RAND’s growth as an organization also led to a decline in its culture of innovation. From 1948 to 1962, RAND grew from 225 employees with a $3.5 million annual budget to 1,100 employees with a more than $20 million annual budget, according to the researchers. Growth has benefits, but RAND’s expansion beyond a face-to-face organization led individuals to stick safely with the people and thus the ideas they knew, instead of mingling freely. Big organizations also tend to hire people who conform to conventional methods and thinking instead of challenging them; meanwhile, the ambitious intellectual renegades leave, the researchers say. RAND’s growth also created layers of administrators and more bureaucratic processes such as meetings, committees, and other “red tape” that drowned out intellectual creativity, the researchers found.
“The larger organizations become, they become better and better at eliminating that element of innovation, unless they work to save it,” says Augier.

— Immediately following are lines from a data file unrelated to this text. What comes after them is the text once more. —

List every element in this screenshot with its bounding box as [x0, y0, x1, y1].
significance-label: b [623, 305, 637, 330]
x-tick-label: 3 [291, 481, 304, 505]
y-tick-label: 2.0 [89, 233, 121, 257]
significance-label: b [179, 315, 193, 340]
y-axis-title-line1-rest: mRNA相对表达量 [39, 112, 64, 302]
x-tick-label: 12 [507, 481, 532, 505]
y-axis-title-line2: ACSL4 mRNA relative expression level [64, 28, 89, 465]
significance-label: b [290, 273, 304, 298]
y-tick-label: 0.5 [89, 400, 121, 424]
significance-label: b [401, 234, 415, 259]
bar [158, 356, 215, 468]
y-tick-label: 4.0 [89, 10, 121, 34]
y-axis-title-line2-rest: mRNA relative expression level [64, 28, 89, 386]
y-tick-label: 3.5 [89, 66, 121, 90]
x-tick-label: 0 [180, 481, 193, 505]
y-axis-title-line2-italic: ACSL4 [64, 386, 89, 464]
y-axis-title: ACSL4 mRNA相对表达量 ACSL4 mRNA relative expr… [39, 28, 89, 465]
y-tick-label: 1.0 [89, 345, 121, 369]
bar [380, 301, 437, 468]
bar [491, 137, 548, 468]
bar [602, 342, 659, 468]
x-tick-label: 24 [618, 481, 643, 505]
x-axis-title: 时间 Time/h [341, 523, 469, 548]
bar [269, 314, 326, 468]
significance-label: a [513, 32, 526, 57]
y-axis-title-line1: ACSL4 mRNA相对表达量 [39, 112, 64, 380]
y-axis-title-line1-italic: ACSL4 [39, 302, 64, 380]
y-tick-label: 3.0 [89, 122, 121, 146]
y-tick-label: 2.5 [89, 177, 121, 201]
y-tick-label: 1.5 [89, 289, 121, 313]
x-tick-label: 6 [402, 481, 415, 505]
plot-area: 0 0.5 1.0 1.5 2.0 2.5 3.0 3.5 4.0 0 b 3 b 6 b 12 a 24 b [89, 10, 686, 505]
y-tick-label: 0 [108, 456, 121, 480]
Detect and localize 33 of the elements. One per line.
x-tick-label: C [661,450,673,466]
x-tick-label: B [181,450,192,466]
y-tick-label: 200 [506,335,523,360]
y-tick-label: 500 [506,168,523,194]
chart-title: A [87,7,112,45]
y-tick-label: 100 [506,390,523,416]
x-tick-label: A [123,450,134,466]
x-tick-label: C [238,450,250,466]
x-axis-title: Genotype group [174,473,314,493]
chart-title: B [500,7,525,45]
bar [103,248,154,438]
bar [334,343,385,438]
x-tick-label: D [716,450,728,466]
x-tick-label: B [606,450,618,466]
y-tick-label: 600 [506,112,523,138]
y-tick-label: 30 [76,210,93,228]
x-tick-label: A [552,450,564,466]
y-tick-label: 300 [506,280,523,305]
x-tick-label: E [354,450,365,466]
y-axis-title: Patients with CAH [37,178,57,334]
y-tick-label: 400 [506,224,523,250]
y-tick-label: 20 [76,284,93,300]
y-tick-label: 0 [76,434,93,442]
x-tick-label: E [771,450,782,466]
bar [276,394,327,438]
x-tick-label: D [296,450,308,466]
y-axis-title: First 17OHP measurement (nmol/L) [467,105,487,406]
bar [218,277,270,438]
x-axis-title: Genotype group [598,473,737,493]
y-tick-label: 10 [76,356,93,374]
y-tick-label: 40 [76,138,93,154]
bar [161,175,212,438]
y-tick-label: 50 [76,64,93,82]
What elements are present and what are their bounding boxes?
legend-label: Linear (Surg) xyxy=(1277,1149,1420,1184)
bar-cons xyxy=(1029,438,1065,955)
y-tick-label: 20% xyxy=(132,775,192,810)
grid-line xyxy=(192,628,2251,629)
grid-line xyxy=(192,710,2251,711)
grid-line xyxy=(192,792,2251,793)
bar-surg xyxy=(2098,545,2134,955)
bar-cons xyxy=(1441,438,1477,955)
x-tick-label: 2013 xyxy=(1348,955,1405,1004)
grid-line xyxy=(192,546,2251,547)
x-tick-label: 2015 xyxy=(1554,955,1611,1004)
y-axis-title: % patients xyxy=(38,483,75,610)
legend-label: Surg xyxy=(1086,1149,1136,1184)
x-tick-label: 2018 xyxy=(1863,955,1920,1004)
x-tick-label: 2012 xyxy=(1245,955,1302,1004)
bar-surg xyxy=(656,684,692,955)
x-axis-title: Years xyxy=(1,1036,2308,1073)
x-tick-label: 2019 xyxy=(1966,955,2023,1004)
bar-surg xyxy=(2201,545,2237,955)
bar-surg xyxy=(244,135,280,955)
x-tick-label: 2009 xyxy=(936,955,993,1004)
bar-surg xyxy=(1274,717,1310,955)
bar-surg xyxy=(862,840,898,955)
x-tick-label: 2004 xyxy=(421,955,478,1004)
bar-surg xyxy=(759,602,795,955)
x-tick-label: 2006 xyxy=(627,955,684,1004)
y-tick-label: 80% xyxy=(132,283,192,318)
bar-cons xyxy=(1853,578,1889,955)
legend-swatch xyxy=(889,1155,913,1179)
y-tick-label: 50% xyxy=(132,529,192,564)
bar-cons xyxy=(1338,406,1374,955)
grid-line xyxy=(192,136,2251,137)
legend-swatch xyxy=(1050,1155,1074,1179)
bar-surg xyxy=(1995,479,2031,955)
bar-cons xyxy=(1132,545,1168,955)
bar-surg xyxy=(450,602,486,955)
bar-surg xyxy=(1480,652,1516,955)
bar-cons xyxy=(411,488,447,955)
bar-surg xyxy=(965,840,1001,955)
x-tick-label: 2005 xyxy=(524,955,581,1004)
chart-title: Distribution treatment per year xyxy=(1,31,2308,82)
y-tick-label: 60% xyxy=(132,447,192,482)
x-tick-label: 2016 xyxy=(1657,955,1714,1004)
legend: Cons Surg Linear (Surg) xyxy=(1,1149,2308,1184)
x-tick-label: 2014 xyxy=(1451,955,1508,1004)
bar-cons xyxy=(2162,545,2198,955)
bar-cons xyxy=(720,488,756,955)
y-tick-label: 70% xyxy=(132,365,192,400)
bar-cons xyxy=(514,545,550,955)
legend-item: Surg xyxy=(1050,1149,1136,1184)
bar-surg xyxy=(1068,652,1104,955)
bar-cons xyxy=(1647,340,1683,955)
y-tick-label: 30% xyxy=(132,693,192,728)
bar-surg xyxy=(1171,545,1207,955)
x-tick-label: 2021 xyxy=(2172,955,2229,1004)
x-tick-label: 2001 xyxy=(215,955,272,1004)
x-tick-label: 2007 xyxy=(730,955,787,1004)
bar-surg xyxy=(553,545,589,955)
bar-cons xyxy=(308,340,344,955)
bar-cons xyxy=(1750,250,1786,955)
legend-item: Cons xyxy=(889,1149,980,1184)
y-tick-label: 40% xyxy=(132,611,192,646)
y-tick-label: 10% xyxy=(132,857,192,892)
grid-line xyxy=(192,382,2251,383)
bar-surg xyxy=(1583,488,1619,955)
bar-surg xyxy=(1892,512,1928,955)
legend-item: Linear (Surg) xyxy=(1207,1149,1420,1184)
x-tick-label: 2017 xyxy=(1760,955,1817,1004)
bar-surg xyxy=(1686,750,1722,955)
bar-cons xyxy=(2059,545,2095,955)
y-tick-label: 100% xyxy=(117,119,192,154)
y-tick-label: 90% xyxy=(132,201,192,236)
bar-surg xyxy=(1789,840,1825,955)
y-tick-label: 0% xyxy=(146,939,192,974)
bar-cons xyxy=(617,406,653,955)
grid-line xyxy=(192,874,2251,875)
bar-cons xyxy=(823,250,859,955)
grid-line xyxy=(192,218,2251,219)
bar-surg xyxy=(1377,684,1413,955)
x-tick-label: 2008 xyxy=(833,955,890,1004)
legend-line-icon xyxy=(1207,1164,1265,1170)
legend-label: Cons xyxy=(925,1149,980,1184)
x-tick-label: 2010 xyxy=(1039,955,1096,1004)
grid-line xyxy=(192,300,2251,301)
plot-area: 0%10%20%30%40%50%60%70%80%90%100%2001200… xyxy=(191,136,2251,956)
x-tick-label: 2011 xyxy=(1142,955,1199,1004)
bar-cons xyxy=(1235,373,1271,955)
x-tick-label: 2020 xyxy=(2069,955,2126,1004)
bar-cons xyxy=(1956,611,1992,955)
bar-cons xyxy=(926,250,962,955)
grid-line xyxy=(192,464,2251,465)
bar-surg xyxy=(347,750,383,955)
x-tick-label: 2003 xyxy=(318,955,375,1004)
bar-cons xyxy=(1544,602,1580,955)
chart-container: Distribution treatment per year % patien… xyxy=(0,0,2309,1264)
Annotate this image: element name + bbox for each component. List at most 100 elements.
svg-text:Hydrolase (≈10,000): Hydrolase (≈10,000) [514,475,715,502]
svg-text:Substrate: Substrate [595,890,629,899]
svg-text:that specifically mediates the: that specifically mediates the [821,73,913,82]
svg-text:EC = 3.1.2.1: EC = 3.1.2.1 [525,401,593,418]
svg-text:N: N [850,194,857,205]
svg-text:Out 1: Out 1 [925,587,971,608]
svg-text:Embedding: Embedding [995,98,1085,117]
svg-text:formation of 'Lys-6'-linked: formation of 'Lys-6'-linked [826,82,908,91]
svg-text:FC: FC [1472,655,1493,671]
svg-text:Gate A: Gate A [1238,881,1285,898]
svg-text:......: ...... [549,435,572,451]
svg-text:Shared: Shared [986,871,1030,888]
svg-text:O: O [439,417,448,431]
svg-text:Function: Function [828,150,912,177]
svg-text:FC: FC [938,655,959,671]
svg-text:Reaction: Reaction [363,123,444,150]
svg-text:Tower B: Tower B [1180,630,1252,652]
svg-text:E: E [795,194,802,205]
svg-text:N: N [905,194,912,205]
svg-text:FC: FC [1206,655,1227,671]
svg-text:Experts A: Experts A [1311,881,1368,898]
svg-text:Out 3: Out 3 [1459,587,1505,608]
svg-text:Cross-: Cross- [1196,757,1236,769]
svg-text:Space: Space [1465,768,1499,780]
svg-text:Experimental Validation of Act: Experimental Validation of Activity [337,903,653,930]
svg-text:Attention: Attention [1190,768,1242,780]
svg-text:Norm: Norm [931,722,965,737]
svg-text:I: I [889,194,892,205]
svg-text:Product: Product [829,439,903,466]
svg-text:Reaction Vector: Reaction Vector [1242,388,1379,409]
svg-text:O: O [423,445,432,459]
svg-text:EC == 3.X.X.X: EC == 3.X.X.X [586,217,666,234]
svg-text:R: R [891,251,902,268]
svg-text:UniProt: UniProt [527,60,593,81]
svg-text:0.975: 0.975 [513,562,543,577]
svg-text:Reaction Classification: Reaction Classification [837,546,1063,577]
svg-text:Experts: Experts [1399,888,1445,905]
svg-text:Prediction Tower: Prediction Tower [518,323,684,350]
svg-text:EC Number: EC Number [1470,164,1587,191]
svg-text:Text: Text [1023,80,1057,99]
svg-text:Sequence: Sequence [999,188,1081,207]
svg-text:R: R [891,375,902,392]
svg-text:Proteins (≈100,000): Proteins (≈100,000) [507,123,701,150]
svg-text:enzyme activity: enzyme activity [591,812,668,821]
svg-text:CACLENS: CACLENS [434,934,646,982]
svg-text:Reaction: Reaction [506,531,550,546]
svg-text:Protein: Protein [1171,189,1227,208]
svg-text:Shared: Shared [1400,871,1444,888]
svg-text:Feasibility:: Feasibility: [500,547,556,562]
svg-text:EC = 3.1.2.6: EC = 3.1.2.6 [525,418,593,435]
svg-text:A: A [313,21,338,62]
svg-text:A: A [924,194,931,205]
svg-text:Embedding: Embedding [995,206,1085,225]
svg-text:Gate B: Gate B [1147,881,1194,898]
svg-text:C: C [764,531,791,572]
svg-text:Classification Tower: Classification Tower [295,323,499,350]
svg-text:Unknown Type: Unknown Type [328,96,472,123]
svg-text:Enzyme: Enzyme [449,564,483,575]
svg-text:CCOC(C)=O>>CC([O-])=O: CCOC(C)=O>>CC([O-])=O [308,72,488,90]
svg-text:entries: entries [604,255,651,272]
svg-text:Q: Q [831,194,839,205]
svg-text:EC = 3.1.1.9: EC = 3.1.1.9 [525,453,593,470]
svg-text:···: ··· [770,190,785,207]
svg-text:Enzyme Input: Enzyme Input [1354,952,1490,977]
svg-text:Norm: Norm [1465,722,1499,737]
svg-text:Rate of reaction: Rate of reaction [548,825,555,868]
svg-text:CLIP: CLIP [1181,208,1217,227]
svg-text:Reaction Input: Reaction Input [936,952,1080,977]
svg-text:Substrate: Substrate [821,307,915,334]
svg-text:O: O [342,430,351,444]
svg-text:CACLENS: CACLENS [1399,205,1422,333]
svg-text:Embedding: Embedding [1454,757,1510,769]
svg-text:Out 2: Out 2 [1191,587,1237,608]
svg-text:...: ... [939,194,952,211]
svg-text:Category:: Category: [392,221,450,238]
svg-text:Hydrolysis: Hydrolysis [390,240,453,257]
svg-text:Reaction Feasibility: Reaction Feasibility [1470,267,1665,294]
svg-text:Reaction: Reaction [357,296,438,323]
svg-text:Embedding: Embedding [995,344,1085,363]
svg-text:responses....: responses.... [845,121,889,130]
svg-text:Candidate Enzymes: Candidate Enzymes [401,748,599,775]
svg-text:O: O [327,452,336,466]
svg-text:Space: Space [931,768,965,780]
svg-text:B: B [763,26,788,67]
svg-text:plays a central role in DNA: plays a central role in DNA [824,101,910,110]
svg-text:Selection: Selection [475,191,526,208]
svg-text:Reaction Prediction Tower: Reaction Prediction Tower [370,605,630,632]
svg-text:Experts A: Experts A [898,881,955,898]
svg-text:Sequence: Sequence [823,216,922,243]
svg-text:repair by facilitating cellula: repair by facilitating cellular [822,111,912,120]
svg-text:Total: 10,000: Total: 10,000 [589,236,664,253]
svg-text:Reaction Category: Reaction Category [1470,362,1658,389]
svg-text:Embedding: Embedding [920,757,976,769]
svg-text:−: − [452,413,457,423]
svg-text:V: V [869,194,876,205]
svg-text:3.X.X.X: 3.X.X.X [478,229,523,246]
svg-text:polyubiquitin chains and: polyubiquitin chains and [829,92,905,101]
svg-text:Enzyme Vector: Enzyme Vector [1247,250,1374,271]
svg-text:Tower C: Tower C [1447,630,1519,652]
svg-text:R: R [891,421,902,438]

So how can organizations try to mitigate the negative effects of success and maintain some spark of innovation? For starters, they can re-emphasize the value of the long-range thinking that exploration requires, the researchers say. “In general, the returns of exploratory activities tend to be long term,” says March. “If you can get people to look further ahead, you’ll probably help exploration because it is in the long run that exploration pays off.”
Organizations might also underscore the notion of professional identity and encourage researchers to embrace it. “Almost all thinking is consequential thinking, with people doing things because of anticipated consequences,” says March. That kind of thinking can stifle the free exploration that leads to innovations because researchers might be motivated by other incentives instead of by new ideas for their own sake. RAND, for instance, lost its edge in innovation partly because it began hiring people interested more in financial rewards or career advancement rather than pure research. That “made RAND less attractive to employees with strong fundamental research identities,” says March.
Avoiding a decline in innovation is difficult; some of Silicon Valley’s best-known companies have struggled with the problem. And because large companies can face big difficulties in developing breakthrough ideas, new innovations may continue to emerge from small firms. “That’s the Silicon Valley model,” says March. “You innovate, you’re successful, and you exploit your discovery. … Innovation from little companies, efficiencies from big companies.”
James G. March is the Jack Steele Parker Professor of International Management, Emeritus, and holds appointments in the Graduate School of Business, the Graduate School of Education, and the departments of Political Science and Sociology at Stanford. “The Flaring of Intellectual Outliers: An Organizational Interpretation of the Generation of Novelty in the RAND Corporation,” researched and written with Mie Augier of the Naval Postgraduate School and Andrew W. Marshall of Alexandria, Va., was published in the July-August issue of Organization Science.